Attorneys representing Georgia voters and an election transparency organization battling state election officials for a return to paper ballots have asked a federal judge to award them an estimated $5.6 million in legal fees and expenses. 

Judge Amy Totenberg, of the U.S. District Court for the Northern District of Georgia. Judge Amy Totenberg, of the U.S. District Court for the Northern District of Georgia

The fee requests cited orders by Judge Amy Totenberg of the U.S. District Court for the Northern District of Georgia—one last month and one last year—as proof the fees are warranted and that the litigation has already resulted in "fail-safe alternatives" to protect the security and validity of Georgia elections, beginning Jan. 1. The motions also cited Totenberg's refusal to dismiss the case last May.

The fees stem from a 2017 suit against the secretary of state and the state elections board claiming that Georgia voters have a constitutional right "to cast a vote that is properly counted." The state's use of paperless electronic voting machines and its reliance on a computerized voting system powered by obsolete software with a demonstrated vulnerability to hackers violates that right, the suit contends. 

A team of lawyers representing the nonprofit Coalition for Good Governance and several plaintiff voters is seeking approximately $1.6 million in fees and expenses. The lawyers include Atlanta attorney Bruce Brown, Cary Ichter of Atlanta's Ichter Davis, Seattle attorney Robert McGuire and John Powers and Ezra Rosenberg of the Washington, D.C.-based Lawyers' Committee for Civil Rights Under Law. 

Attorneys for a second group of voter plaintiffs have asked for nearly $4 million in fees and expenses. They include a team from the Washington, D.C., offices of Morrison & Foerster led by partner David Cross and two attorneys with Atlanta's Krevolin & Horst. 

The motions also warn that the plaintiffs' lawyers may seek additional fees and expenses associated with enforcing last month's injunction by Totenberg or litigating the fees. 

Tess Hammock, a spokeswoman for Secretary of State Brad Raffensperger, said he "will work to protect taxpayers from these demands" and "will continue to move forward" with implementing a new system the state has purchased.

Coalition lawyers said in their motion that Totenberg's injunction "already constitutes success on the merits," thus entitling them to reasonable legal fees and expenses. 

"Over the course of this litigation, the plaintiffs amassed mountains of evidence and expert testimony proving the defective operation of the DRE [direct-recording electronic] voting system and the inadequacy and security risks it posed," they contend. 

Totenberg's Aug. 14 order barred Georgia from using its paperless voting equipment after Jan. 1. The judge also ordered Raffensperger to develop a plan for the use of paper ballots during the March 2020 primary and beyond if the state fails to fully implement a new system that it just contracted to purchase in July. 

Totenberg gave the state a Jan. 3 deadline to develop the default plan.

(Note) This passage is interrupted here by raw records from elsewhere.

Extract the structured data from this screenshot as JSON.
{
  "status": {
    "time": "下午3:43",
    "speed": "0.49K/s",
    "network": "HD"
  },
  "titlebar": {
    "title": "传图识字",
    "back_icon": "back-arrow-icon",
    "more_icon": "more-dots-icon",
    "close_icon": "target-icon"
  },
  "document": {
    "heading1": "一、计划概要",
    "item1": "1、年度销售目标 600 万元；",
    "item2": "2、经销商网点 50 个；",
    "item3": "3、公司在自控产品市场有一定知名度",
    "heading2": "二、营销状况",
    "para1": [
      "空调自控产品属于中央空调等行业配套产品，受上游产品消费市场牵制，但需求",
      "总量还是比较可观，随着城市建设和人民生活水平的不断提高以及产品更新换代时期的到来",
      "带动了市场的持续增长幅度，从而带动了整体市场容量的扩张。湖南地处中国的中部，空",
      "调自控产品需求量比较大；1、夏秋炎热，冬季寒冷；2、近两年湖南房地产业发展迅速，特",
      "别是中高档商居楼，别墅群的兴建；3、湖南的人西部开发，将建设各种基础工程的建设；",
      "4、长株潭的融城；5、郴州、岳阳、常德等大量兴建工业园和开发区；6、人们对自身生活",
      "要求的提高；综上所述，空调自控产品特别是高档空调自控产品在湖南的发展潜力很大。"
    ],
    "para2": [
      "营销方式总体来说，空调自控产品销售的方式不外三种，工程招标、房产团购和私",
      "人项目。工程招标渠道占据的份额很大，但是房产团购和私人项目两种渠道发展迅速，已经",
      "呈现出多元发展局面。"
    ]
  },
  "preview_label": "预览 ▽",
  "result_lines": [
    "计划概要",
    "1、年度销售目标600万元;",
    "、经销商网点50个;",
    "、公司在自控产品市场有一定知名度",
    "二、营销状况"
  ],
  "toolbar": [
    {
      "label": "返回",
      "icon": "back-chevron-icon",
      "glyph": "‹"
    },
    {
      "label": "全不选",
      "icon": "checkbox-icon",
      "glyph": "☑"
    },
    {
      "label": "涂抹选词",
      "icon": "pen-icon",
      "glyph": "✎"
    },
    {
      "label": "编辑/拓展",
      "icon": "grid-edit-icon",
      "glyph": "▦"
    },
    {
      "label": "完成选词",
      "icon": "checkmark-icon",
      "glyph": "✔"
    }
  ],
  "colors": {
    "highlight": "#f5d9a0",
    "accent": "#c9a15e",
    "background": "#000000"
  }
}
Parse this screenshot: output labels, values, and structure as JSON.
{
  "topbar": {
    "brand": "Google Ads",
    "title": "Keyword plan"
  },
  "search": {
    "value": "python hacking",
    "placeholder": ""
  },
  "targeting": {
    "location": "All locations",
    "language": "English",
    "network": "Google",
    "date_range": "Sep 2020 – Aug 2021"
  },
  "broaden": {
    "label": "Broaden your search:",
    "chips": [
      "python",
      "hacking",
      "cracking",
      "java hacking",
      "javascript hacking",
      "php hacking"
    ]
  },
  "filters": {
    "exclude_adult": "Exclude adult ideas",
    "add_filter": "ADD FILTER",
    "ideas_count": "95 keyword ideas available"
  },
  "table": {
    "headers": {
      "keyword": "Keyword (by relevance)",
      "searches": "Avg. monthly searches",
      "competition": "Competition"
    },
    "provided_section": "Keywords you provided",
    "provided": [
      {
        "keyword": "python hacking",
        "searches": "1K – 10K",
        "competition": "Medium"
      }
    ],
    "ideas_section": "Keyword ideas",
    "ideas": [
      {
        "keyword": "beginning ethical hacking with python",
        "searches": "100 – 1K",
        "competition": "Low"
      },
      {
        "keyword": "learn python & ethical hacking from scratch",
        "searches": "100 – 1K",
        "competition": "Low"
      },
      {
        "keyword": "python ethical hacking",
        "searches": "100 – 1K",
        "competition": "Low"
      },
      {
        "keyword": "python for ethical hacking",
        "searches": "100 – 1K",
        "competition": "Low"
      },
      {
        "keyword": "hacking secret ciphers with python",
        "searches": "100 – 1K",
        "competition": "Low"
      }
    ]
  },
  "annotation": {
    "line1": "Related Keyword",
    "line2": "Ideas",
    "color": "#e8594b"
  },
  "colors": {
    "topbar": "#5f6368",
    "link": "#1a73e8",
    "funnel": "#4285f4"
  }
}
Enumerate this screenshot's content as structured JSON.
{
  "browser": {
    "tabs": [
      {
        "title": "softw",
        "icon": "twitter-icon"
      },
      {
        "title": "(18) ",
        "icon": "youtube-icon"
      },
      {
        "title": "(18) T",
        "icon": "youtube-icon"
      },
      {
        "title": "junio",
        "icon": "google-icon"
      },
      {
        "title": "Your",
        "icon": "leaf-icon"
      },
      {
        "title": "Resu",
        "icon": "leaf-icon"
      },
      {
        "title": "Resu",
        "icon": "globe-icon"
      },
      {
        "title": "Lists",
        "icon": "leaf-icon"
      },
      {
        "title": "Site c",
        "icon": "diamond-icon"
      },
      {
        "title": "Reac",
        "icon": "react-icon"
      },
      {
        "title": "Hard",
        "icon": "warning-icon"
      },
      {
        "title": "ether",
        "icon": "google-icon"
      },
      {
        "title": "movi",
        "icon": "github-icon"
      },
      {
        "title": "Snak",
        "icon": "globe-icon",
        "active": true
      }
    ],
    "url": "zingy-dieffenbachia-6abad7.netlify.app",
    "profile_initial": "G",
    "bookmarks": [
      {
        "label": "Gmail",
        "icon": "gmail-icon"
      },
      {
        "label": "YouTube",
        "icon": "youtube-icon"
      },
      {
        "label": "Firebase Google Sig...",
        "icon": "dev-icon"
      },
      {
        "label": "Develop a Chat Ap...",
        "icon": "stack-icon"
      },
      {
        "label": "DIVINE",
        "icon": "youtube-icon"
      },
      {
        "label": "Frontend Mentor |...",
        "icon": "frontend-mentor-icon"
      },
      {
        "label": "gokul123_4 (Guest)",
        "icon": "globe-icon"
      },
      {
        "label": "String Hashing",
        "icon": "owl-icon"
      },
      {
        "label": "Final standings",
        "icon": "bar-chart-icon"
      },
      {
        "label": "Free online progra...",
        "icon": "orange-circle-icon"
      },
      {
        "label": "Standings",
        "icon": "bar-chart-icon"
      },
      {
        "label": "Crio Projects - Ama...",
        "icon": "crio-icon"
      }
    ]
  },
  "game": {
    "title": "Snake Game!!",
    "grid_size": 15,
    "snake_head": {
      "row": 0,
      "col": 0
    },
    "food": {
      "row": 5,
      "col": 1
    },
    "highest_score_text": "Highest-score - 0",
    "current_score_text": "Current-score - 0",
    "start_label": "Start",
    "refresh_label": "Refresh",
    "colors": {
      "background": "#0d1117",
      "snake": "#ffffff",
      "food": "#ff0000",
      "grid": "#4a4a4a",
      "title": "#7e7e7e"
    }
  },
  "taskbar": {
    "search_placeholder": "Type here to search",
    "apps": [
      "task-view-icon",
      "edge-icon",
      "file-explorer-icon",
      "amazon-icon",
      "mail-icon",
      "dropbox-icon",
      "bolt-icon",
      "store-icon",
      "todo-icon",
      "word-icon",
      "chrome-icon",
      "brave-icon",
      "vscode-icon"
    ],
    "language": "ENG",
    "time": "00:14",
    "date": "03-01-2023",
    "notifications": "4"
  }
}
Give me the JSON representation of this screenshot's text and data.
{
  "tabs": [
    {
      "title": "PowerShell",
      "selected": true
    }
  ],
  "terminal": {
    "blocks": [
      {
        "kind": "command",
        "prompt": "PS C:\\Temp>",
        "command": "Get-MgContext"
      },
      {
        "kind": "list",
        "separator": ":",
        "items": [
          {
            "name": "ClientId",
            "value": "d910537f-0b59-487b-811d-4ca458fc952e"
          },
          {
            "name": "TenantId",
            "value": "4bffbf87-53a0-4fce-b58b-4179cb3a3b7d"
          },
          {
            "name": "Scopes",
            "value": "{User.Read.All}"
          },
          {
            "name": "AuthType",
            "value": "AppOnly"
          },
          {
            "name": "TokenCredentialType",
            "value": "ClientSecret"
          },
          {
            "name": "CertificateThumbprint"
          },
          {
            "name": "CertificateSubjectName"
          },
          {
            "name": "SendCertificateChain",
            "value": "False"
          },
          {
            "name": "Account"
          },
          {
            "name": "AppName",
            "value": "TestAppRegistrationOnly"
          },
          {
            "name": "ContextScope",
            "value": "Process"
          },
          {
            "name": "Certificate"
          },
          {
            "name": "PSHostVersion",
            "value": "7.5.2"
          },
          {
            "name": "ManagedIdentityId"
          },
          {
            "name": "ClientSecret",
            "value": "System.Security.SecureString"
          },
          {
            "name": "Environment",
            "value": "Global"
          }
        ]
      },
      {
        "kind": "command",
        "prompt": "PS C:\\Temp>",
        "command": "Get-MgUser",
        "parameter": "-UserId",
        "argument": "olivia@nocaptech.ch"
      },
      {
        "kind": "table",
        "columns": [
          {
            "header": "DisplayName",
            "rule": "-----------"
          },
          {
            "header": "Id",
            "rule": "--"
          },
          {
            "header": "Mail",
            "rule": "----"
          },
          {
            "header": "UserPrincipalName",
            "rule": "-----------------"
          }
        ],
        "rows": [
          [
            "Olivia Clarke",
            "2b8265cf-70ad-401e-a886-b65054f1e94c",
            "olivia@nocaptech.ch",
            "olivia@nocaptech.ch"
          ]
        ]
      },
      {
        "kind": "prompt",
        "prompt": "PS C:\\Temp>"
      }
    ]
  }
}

She also ordered the secretary of state to select a number of jurisdictions to conduct elections with hand-marked paper ballots, optical scanners and "voter-verifiable, auditable ballot records" during the November 2019 election.  

Last September, Totenberg declined to order the state to use paper ballots during the 2018 election, although she held that the plaintiff voters and the coalition were "substantially likely to succeed on the merits of their claims." But the judge said in her order that she feared an immediate rollout of paper ballots statewide likely would adversely impact an orderly, fair election. 

She warned the state at the time that any new balloting system must address the need for "transparent, fair, accurate, and verifiable processes" guaranteeing the fundamental right "to cast an accountable vote." 

She also warned the state that any further delays in junking the current system "would be intolerable." 

In her August order, Totenberg said the secretary of state and state election officials "have been slow and poorly equipped" in tackling the challenges and deficiencies of the state's current system. The judge also criticized state election officials and their lawyers for "inconsistent candor with the court" over the security of the state's voting system servers and the discovery that confidential information from the state voter registration database was publicly accessible for at least six months while it was housed at Kennesaw State University's Center for Election Systems, which then had a contract with the secretary of state. 

Totenberg also said that evidence introduced during the litigation "demonstrates the perilous vulnerability and unreliability of the state's electronic voter registration system as well as its burdening of Georgia citizens' right to cast a vote that reliably will be counted."